In a press release, the DMA described its decision as following a “careful review of every aspect of the museum’s operations” as well as a recognition of the need to “adjust to new realities in a post-pandemic world, including rising costs, expiration of government funding and audiences not yet returning to pre-pandemic levels”. While prior efforts to lower costs produced hiring freezes and budget-friendly exhibitions of the museum’s permanent collection, recent layoffs have affected “nearly all departments”, representing a unilateral downsizing of operations. In total, 20 employee positions have been eliminated, while two were turned from full- to part-time.

With the announcement of changes to its workforce and operations, the DMA claims that it is “now in alignment with achievable revenue goals”. At the moment, it does not expect “to make other changes or further staff reductions”.

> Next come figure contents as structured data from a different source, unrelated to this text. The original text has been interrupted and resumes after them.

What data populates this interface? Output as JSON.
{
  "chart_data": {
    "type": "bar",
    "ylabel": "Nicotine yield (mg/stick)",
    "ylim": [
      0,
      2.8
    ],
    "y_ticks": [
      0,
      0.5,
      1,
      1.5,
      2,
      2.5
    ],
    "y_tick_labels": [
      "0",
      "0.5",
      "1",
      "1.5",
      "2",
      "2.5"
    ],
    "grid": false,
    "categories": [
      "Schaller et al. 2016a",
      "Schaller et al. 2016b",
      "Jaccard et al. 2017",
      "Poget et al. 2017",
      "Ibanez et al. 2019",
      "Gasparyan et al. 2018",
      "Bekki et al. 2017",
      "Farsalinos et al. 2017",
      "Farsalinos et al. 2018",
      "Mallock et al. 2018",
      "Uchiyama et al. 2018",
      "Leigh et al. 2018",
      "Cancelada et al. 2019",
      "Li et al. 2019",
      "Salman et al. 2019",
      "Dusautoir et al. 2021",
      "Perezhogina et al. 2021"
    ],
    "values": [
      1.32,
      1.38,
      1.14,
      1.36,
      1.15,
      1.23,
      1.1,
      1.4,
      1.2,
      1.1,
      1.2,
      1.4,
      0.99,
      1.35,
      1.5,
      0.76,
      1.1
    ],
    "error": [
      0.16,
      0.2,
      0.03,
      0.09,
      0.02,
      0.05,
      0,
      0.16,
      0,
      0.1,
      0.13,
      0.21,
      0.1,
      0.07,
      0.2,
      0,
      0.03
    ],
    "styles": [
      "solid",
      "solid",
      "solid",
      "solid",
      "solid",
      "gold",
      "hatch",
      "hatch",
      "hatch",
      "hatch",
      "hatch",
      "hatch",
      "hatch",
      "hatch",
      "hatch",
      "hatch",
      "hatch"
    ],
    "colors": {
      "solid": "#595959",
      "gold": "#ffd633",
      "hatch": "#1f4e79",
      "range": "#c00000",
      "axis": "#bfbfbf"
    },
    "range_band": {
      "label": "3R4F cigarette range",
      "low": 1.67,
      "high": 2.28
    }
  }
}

Notably, the DMA’s embrace of austerity comes in direct contrast to its multimillion-dollar expansion plans, described in its project website as a revitalization of the currently “unwelcoming, off-putting” and “difficult to navigate” two-block campus, originally designed by Edward Larrabee Barnes in 1984. In August, a proposal by the Madrid-based Nieto Sobejano Arquitectos was announced as the winning design from a shortlist of six finalists, with DMA director Agustín Arteaga claiming that the museum will have the much-needed opportunity to show “masterworks” previously kept in storage, and showcase “the most significant collection of contemporary art of any encyclopaedic museum”.

No updates have yet been given regarding changes to exhibition scheduling or staff throughout the renovation process, and The Art Newspaper’s request for comment remains unanswered.